Stacking the first two levers in Scenario 1 takes the Basic floor from ~$892 to ~$332/month.

Methodology and caveats

Pricing snapshot: Azure retail PAYG, East US 2, 2026-05-29.
Currency: USD; convert at your contract rate.
Discounts not applied: EA, MCA, CSP, reservations, savings plans, Azure Hybrid Benefit, dev/test rates — all of these can materially lower the floor.
Empty-data assumption: Storage, Log Analytics, and Cosmos data charges are shown as ~$0 fixed because the resource itself is free at zero bytes; they grow linearly with data.

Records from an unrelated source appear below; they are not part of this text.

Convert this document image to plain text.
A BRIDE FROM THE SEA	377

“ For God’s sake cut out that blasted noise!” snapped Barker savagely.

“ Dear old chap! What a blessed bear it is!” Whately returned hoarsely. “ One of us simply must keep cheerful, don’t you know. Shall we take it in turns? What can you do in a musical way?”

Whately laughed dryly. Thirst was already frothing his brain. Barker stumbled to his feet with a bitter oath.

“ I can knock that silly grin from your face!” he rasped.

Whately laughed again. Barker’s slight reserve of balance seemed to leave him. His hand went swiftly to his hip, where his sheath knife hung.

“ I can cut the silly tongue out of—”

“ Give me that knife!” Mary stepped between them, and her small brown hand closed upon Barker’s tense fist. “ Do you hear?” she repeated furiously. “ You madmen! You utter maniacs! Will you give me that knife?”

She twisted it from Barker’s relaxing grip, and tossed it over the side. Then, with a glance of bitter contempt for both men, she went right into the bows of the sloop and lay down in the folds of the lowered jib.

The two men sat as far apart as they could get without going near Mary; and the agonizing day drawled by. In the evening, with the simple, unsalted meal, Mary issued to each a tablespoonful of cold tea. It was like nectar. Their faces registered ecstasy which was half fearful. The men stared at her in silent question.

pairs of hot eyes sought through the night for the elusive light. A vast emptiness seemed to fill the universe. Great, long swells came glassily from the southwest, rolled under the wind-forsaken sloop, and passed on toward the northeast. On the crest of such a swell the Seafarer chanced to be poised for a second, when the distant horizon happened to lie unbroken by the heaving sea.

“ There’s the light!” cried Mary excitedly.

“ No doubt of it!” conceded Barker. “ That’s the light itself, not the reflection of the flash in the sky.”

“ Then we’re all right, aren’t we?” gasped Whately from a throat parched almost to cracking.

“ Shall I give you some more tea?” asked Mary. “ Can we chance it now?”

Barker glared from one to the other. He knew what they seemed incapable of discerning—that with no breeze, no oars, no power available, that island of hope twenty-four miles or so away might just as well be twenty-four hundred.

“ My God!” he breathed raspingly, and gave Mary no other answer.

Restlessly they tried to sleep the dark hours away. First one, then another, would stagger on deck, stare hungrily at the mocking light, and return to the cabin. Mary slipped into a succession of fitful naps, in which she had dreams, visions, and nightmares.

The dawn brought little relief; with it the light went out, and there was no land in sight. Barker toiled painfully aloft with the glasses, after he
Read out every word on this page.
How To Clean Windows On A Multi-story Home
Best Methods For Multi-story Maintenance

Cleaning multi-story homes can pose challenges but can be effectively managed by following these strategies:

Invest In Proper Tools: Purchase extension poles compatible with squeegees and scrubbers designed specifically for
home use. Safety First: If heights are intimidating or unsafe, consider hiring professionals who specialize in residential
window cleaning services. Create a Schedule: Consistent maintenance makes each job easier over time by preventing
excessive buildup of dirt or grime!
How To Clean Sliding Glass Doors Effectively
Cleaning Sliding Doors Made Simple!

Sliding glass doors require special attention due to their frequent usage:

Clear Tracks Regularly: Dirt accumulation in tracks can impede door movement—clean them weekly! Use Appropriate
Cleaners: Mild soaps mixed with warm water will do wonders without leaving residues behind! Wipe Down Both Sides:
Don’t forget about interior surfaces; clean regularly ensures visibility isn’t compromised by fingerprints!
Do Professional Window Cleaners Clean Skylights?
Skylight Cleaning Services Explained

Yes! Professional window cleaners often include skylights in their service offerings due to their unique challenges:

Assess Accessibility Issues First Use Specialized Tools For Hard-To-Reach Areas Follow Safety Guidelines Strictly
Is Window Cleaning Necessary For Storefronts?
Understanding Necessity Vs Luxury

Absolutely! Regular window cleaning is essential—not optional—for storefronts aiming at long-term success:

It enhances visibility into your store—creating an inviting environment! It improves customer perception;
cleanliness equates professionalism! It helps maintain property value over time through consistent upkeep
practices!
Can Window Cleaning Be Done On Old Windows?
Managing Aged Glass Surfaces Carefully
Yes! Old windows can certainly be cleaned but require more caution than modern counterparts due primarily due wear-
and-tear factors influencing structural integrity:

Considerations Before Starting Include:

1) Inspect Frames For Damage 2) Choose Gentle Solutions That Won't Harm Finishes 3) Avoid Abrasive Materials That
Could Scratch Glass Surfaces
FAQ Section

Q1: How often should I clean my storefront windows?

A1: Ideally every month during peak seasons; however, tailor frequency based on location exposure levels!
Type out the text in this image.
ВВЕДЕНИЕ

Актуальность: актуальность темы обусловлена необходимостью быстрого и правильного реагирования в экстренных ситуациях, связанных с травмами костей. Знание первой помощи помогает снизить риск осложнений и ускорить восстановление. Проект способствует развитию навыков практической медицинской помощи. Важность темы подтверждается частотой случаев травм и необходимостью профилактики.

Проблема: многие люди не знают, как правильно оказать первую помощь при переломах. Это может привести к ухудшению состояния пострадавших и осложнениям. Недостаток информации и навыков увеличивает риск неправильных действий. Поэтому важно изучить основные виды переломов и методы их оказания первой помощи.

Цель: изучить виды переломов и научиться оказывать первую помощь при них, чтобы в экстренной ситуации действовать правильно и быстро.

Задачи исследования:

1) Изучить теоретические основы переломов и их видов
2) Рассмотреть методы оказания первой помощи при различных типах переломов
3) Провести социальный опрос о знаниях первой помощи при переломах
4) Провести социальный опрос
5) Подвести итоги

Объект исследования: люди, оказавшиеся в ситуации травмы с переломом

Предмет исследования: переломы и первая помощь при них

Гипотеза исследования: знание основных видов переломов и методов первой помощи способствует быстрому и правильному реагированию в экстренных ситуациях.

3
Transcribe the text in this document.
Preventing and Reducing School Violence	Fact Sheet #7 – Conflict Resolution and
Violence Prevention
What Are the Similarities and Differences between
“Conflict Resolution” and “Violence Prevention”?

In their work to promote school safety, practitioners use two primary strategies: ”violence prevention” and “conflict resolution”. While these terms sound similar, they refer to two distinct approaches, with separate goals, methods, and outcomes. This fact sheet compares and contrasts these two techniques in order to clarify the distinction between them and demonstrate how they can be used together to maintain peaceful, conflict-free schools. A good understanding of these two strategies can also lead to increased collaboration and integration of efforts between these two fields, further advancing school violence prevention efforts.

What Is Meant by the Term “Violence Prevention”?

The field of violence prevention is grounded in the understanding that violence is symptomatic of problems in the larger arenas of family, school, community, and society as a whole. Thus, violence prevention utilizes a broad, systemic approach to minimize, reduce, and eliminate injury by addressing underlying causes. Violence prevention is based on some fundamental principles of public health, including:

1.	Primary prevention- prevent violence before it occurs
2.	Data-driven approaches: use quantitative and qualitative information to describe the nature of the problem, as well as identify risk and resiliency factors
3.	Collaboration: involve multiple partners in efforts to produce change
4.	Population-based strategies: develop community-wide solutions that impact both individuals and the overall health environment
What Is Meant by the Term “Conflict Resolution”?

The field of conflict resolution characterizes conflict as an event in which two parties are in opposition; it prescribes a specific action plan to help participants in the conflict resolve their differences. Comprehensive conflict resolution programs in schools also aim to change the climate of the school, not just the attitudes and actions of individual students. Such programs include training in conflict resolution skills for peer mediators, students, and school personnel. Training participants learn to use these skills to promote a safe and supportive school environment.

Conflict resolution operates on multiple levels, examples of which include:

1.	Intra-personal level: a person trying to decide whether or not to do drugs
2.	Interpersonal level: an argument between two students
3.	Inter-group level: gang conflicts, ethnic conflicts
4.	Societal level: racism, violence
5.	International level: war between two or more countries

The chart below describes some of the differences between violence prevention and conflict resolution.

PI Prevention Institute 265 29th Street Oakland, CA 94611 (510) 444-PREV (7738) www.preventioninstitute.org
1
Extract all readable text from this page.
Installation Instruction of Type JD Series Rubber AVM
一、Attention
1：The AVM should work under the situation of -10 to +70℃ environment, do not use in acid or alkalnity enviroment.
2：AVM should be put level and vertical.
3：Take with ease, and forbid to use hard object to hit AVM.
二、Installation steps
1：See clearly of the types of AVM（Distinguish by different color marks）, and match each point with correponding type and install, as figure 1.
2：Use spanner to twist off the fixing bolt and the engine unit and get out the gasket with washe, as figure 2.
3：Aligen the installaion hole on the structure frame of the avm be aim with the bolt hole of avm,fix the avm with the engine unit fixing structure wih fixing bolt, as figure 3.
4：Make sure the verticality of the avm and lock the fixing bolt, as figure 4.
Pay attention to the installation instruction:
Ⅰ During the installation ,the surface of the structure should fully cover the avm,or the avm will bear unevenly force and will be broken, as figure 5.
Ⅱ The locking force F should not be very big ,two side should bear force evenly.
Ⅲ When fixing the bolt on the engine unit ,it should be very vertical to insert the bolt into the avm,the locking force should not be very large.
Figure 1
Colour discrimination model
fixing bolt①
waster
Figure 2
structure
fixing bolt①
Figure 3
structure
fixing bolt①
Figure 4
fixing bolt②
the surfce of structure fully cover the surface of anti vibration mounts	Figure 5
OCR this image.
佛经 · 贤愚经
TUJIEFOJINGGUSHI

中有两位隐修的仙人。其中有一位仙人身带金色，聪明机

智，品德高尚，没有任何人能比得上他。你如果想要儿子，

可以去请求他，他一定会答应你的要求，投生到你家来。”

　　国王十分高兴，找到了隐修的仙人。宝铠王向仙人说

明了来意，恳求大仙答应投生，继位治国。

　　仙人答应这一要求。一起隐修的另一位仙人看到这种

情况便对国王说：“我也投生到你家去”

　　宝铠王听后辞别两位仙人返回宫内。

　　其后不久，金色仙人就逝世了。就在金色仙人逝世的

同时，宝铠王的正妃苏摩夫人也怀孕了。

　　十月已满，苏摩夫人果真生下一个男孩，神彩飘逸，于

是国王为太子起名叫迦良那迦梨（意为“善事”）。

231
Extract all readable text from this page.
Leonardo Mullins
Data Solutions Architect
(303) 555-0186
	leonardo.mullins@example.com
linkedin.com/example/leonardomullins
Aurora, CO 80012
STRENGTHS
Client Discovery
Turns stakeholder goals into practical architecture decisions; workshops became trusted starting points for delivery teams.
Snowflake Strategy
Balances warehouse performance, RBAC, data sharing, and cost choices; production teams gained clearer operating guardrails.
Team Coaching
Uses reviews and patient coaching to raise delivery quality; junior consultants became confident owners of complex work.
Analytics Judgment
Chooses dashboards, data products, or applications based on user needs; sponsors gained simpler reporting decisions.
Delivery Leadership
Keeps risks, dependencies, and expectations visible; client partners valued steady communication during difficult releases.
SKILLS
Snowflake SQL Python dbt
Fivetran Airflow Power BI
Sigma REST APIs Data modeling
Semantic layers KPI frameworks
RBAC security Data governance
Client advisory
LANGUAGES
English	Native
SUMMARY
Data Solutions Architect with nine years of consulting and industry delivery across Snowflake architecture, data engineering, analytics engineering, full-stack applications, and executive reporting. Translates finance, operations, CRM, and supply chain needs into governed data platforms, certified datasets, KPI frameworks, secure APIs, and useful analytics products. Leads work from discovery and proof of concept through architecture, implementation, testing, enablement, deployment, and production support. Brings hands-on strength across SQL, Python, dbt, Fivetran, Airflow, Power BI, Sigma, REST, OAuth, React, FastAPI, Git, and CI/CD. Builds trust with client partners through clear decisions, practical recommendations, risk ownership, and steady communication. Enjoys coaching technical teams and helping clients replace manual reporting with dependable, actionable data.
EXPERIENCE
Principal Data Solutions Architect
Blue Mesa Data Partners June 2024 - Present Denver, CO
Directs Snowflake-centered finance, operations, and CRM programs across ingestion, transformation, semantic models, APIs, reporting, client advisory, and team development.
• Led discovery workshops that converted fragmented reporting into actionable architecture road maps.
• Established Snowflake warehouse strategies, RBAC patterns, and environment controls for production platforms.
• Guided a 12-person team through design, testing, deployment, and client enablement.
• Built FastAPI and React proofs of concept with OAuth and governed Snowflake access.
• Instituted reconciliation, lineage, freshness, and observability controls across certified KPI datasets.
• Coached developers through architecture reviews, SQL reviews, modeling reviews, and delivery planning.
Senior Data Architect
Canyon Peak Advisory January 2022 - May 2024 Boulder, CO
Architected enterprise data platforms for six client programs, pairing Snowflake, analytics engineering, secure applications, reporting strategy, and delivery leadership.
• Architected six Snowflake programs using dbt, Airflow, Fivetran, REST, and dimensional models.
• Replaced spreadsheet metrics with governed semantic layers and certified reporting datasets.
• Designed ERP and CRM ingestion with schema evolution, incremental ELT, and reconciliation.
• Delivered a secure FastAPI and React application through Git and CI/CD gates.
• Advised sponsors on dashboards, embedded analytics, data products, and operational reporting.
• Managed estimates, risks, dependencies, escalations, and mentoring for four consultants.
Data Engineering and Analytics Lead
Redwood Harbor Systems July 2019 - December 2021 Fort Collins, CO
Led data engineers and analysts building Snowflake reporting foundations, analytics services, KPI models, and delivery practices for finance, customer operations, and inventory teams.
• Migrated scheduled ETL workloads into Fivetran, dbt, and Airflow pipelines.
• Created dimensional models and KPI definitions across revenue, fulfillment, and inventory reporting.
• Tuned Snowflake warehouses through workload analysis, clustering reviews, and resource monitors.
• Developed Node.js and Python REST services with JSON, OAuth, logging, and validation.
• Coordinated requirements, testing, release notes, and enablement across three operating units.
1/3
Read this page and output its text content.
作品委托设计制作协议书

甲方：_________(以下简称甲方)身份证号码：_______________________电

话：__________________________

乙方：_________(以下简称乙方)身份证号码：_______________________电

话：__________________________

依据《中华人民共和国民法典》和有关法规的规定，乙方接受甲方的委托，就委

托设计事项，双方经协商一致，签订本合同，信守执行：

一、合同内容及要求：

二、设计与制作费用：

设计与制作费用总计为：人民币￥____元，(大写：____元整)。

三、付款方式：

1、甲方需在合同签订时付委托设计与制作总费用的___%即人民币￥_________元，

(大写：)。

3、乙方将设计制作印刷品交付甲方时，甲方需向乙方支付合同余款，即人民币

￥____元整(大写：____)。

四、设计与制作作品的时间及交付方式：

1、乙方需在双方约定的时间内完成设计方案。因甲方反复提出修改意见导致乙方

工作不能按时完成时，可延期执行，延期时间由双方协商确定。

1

Quiet workload assumption: variable token / call / processing line items are listed without a number because they depend entirely on your traffic — model the load you actually expect in the Pricing Calculator.
Foundry Cosmos floor reflects the minimum autoscale band (400 RU/s) commonly used by the AVM Foundry module; the exact number depends on the Foundry CapabilityHost configuration.
Container Apps: the D4 workload-profile baseline assumes 1 node remains active because the default orchestrator app pins min_replicas=1 on profile_name: "main". With Consumption-only deployments the baseline drops to $0.
Region matters: AI Search, Azure Firewall, and Application Gateway can vary by ±20 % across regions.
Page is a snapshot, not a contract: when in doubt, the Azure Pricing Calculator is the source of truth.